一九七六年我在村里当了几个月农民,到了年底结算挣的工分还不够我自己吃口粮,为了生存,十七岁那年我背上被包踏上崎岖小山路,来到一个小山村,哪里山林茂盛,我的木工生涯就在这个山村破庙里开始。前面说过,我在上高一时课余时间跟了一个师傅学了木工手艺,但是学艺不精,在一年的木工生涯里受尽折磨,身心俱疲,但也感受到了淳朴农民房东给我温暖和关怀。这就是人生的经历,有苦也有温暖,人生有了回味,才是真人生。

一、少年不经事,无助的滋味真难受
记得当年去破庙木工厂的时候是师傅和几个他的朋友一起去的,开始时师傅和他的朋友在,我在工艺上有不知道的可以请教师傅,只是在体力上由于年龄小有点吃力,工作效率低点收入少点。但是只过了个把月,师傅和他们的朋友就陆续回城了,他们都是城市户口,有的安排了工作,有的自己接到了木工活,最后厂里就剩几个本地师傅了和我了,我的手艺又不精,记得当时第一次做文件柜,验收质量不过关,我差点哭出来了,一个人好无助呀!
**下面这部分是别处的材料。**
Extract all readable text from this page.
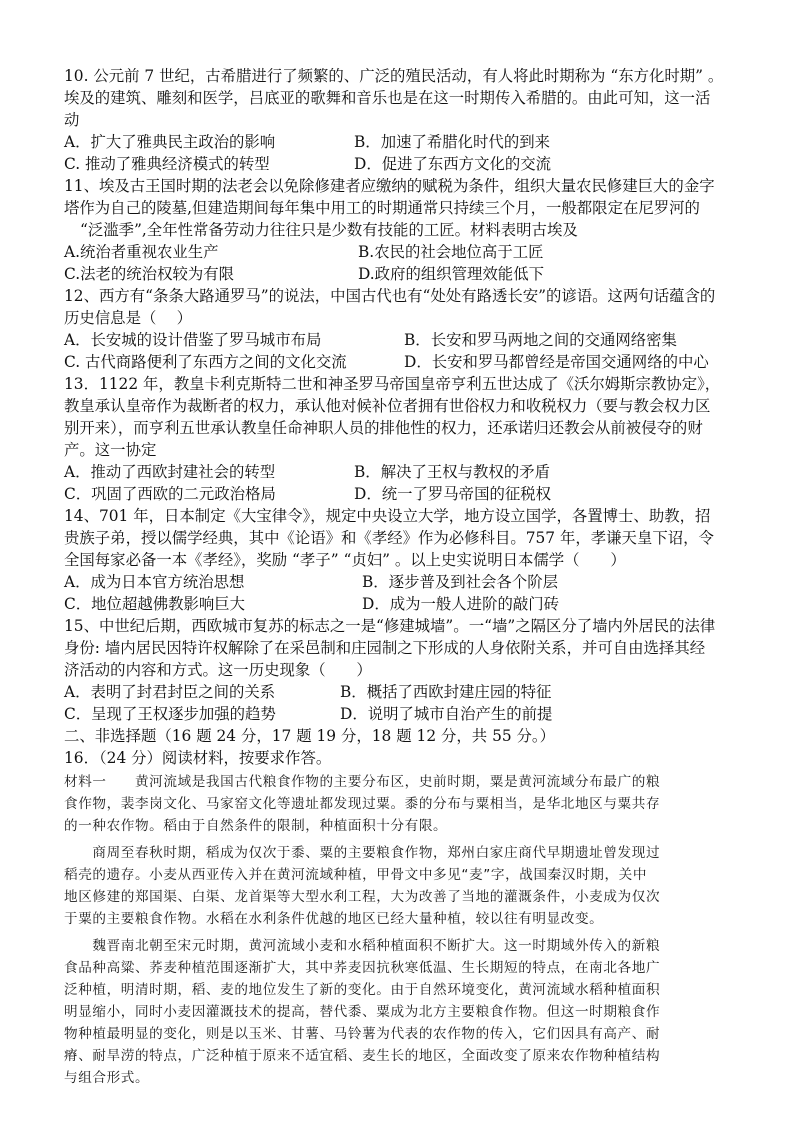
10. 公元前 7 世纪，古希腊进行了频繁的、广泛的殖民活动，有人将此时期称为 “东方化时期” 。
埃及的建筑、雕刻和医学，吕底亚的歌舞和音乐也是在这一时期传入希腊的。由此可知，这一活
动
A．扩大了雅典民主政治的影响	B．加速了希腊化时代的到来
C. 推动了雅典经济模式的转型	D．促进了东西方文化的交流
11、埃及古王国时期的法老会以免除修建者应缴纳的赋税为条件，组织大量农民修建巨大的金字
塔作为自己的陵墓,但建造期间每年集中用工的时期通常只持续三个月，一般都限定在尼罗河的
“泛滥季”,全年性常备劳动力往往只是少数有技能的工匠。材料表明古埃及
A.统治者重视农业生产	B.农民的社会地位高于工匠
C.法老的统治权较为有限	D.政府的组织管理效能低下
12、西方有“条条大路通罗马”的说法，中国古代也有“处处有路透长安”的谚语。这两句话蕴含的
历史信息是（　 ）
A．长安城的设计借鉴了罗马城市布局	B．长安和罗马两地之间的交通网络密集
C. 古代商路便利了东西方之间的文化交流	D．长安和罗马都曾经是帝国交通网络的中心
13．1122 年，教皇卡利克斯特二世和神圣罗马帝国皇帝亨利五世达成了《沃尔姆斯宗教协定》，
教皇承认皇帝作为裁断者的权力，承认他对候补位者拥有世俗权力和收税权力（要与教会权力区
别开来），而亨利五世承认教皇任命神职人员的排他性的权力，还承诺归还教会从前被侵夺的财
产。这一协定
A．推动了西欧封建社会的转型	B．解决了王权与教权的矛盾
C．巩固了西欧的二元政治格局	D．统一了罗马帝国的征税权
14、701 年，日本制定《大宝律令》，规定中央设立大学，地方设立国学，各置博士、助教，招
贵族子弟，授以儒学经典，其中《论语》和《孝经》作为必修科目。757 年，孝谦天皇下诏，令
全国每家必备一本《孝经》，奖励 “孝子” “贞妇” 。以上史实说明日本儒学（　　）
A．成为日本官方统治思想	B．逐步普及到社会各个阶层
C．地位超越佛教影响巨大	D．成为一般人进阶的敲门砖
15、中世纪后期，西欧城市复苏的标志之一是“修建城墙”。一“墙”之隔区分了墙内外居民的法律
身份: 墙内居民因特许权解除了在采邑制和庄园制之下形成的人身依附关系，并可自由选择其经
济活动的内容和方式。这一历史现象（　　）
A．表明了封君封臣之间的关系	B．概括了西欧封建庄园的特征
C．呈现了王权逐步加强的趋势	D．说明了城市自治产生的前提
二、非选择题（16 题 24 分，17 题 19 分，18 题 12 分，共 55 分。）
16．（24 分）阅读材料，按要求作答。
材料一　　黄河流域是我国古代粮食作物的主要分布区，史前时期，粟是黄河流域分布最广的粮
食作物，裴李岗文化、马家窑文化等遗址都发现过粟。黍的分布与粟相当，是华北地区与粟共存
的一种农作物。稻由于自然条件的限制，种植面积十分有限。
　　商周至春秋时期，稻成为仅次于黍、粟的主要粮食作物，郑州白家庄商代早期遗址曾发现过
稻壳的遗存。小麦从西亚传入并在黄河流域种植，甲骨文中多见“麦”字，战国秦汉时期，关中
地区修建的郑国渠、白渠、龙首渠等大型水利工程，大为改善了当地的灌溉条件，小麦成为仅次
于粟的主要粮食作物。水稻在水利条件优越的地区已经大量种植，较以往有明显改变。
　　魏晋南北朝至宋元时期，黄河流域小麦和水稻种植面积不断扩大。这一时期域外传入的新粮
食品种高粱、荞麦种植范围逐渐扩大，其中荞麦因抗秋寒低温、生长期短的特点，在南北各地广
泛种植，明清时期，稻、麦的地位发生了新的变化。由于自然环境变化，黄河流域水稻种植面积
明显缩小，同时小麦因灌溉技术的提高，替代黍、粟成为北方主要粮食作物。但这一时期粮食作
物种植最明显的变化，则是以玉米、甘薯、马铃薯为代表的农作物的传入，它们因具有高产、耐
瘠、耐旱涝的特点，广泛种植于原来不适宜稻、麦生长的地区，全面改变了原来农作物种植结构
与组合形式。
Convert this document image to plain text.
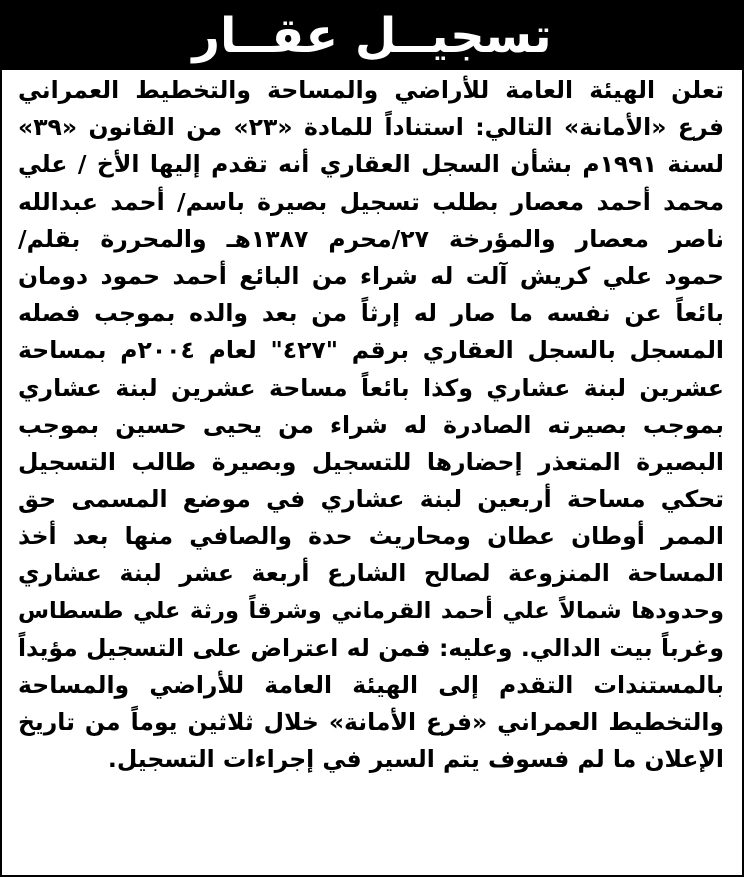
تسجيــل عقــار
تعلن الهيئة العامة للأراضي والمساحة والتخطيط العمراني
فرع «الأمانة» التالي: استناداً للمادة «٢٣» من القانون «٣٩»
لسنة ١٩٩١م بشأن السجل العقاري أنه تقدم إليها الأخ / علي
محمد أحمد معصار بطلب تسجيل بصيرة باسم/ أحمد عبدالله
ناصر معصار والمؤرخة ٢٧/محرم ١٣٨٧هـ والمحررة بقلم/
حمود علي كريش آلت له شراء من البائع أحمد حمود دومان
بائعاً عن نفسه ما صار له إرثاً من بعد والده بموجب فصله
المسجل بالسجل العقاري برقم "٤٢٧" لعام ٢٠٠٤م بمساحة
عشرين لبنة عشاري وكذا بائعاً مساحة عشرين لبنة عشاري
بموجب بصيرته الصادرة له شراء من يحيى حسين بموجب
البصيرة المتعذر إحضارها للتسجيل وبصيرة طالب التسجيل
تحكي مساحة أربعين لبنة عشاري في موضع المسمى حق
الممر أوطان عطان ومحاريث حدة والصافي منها بعد أخذ
المساحة المنزوعة لصالح الشارع أربعة عشر لبنة عشاري
وحدودها شمالاً علي أحمد القرماني وشرقاً ورثة علي طسطاس
وغرباً بيت الدالي. وعليه: فمن له اعتراض على التسجيل مؤيداً
بالمستندات التقدم إلى الهيئة العامة للأراضي والمساحة
والتخطيط العمراني «فرع الأمانة» خلال ثلاثين يوماً من تاريخ
الإعلان ما لم فسوف يتم السير في إجراءات التسجيل.
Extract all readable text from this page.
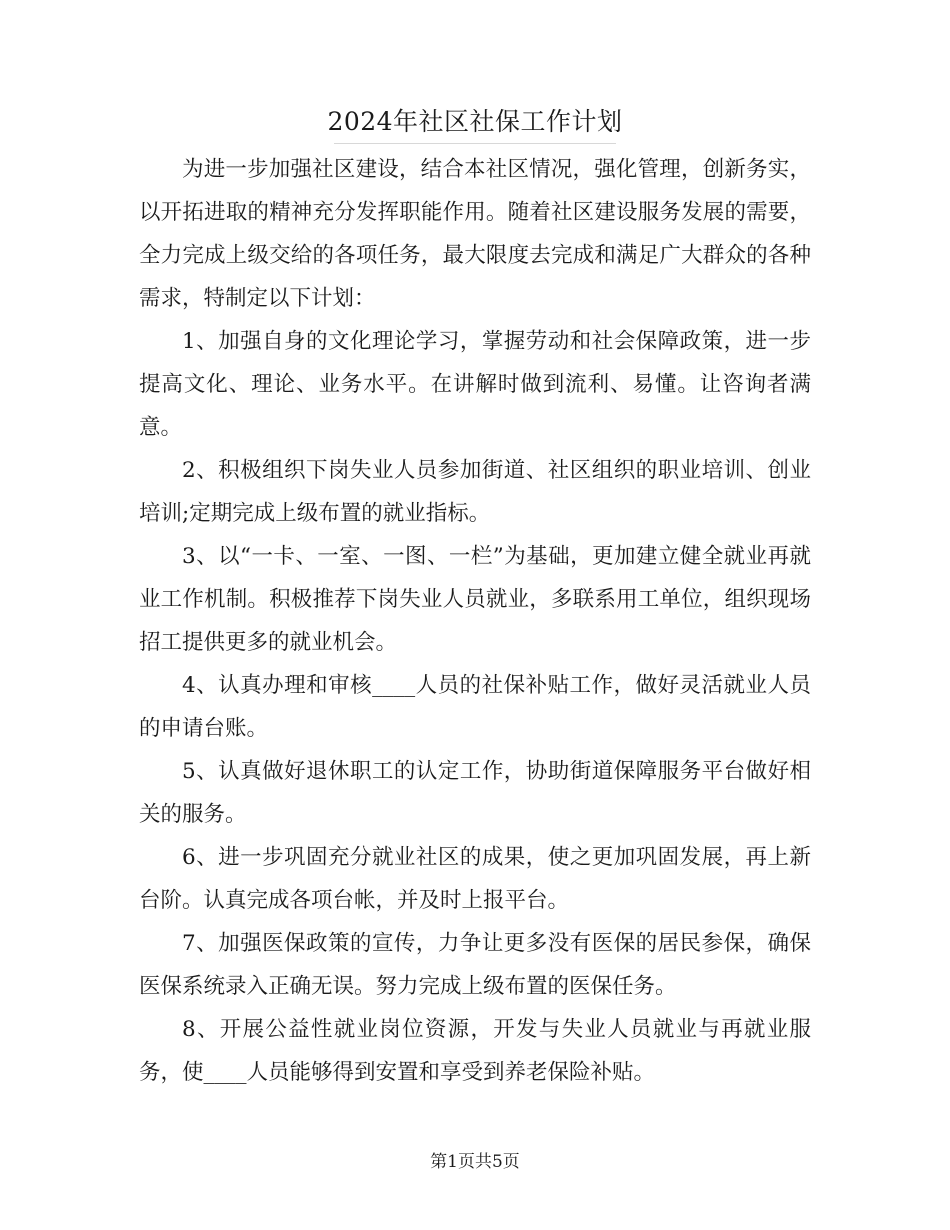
2024年社区社保工作计划

为进一步加强社区建设，结合本社区情况，强化管理，创新务实，以开拓进取的精神充分发挥职能作用。随着社区建设服务发展的需要，全力完成上级交给的各项任务，最大限度去完成和满足广大群众的各种需求，特制定以下计划：

1、加强自身的文化理论学习，掌握劳动和社会保障政策，进一步提高文化、理论、业务水平。在讲解时做到流利、易懂。让咨询者满意。

2、积极组织下岗失业人员参加街道、社区组织的职业培训、创业培训;定期完成上级布置的就业指标。

3、以“一卡、一室、一图、一栏”为基础，更加建立健全就业再就业工作机制。积极推荐下岗失业人员就业，多联系用工单位，组织现场招工提供更多的就业机会。

4、认真办理和审核____人员的社保补贴工作，做好灵活就业人员的申请台账。

5、认真做好退休职工的认定工作，协助街道保障服务平台做好相关的服务。

6、进一步巩固充分就业社区的成果，使之更加巩固发展，再上新台阶。认真完成各项台帐，并及时上报平台。

7、加强医保政策的宣传，力争让更多没有医保的居民参保，确保医保系统录入正确无误。努力完成上级布置的医保任务。

8、开展公益性就业岗位资源，开发与失业人员就业与再就业服务，使____人员能够得到安置和享受到养老保险补贴。

第1页共5页
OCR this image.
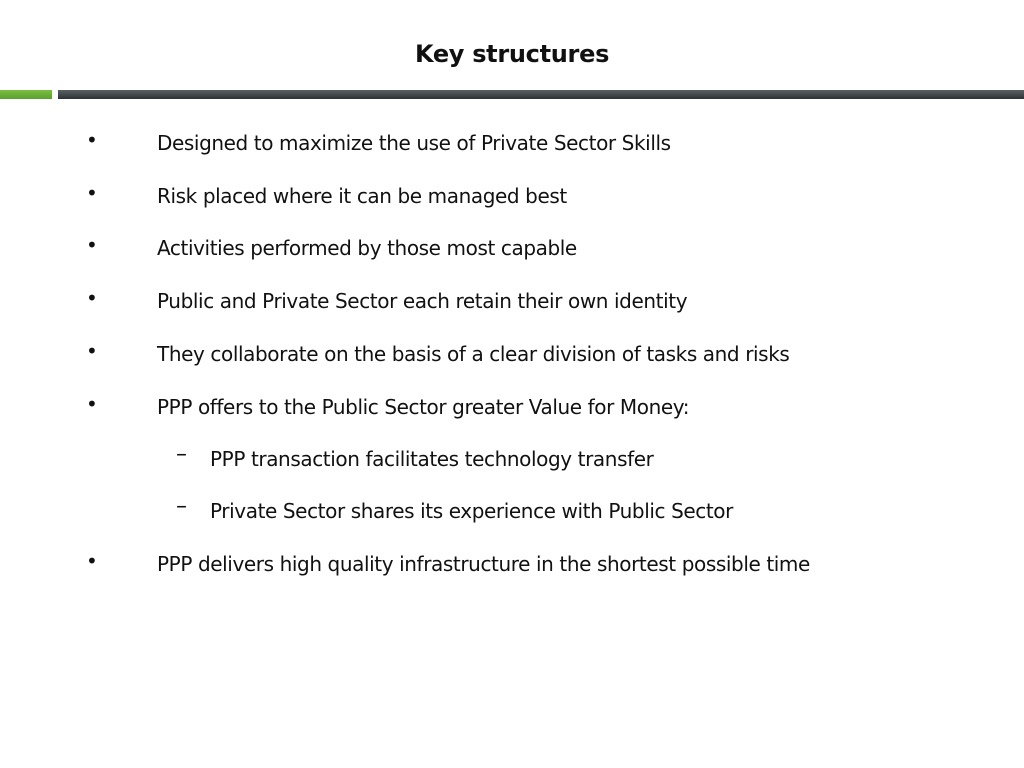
Key structures
•	Designed to maximize the use of Private Sector Skills
•	Risk placed where it can be managed best
•	Activities performed by those most capable
•	Public and Private Sector each retain their own identity
•	They collaborate on the basis of a clear division of tasks and risks
•	PPP offers to the Public Sector greater Value for Money:
– PPP transaction facilitates technology transfer
– Private Sector shares its experience with Public Sector
•	PPP delivers high quality infrastructure in the shortest possible time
记得当年师傅回城后,我一个人孤零零的在陌生的乡下庙里做工是多么的无助,由于刚做木工,从徒弟到师傅过度的危机四伏,手艺不如人,年龄又小,又没有人照顾,只能自己硬着头皮找厂长找活干,厂长看我可怜把一些技术含量低的家具活给我干,当然工钱也少,记得当年做的最多的是床架,是那种学校的上下床和部队的单人床。后来手艺提高了也做些厨子柜子,后来赚的钱可不少,每个月可以赚400多元,这个工资在一九七七年那是相当的高,那年爸爸的工资也就50多元每个月。技术好了人际关系也处的不错了,有钱了有次去城里那买了几斤螃蟹送给厂长,厂长高了,把我以前做的质量不合格的文件柜也收了,厂长对我的态度也变好了,因此我也习惯了山村生活,差一点做了山里人的女婿。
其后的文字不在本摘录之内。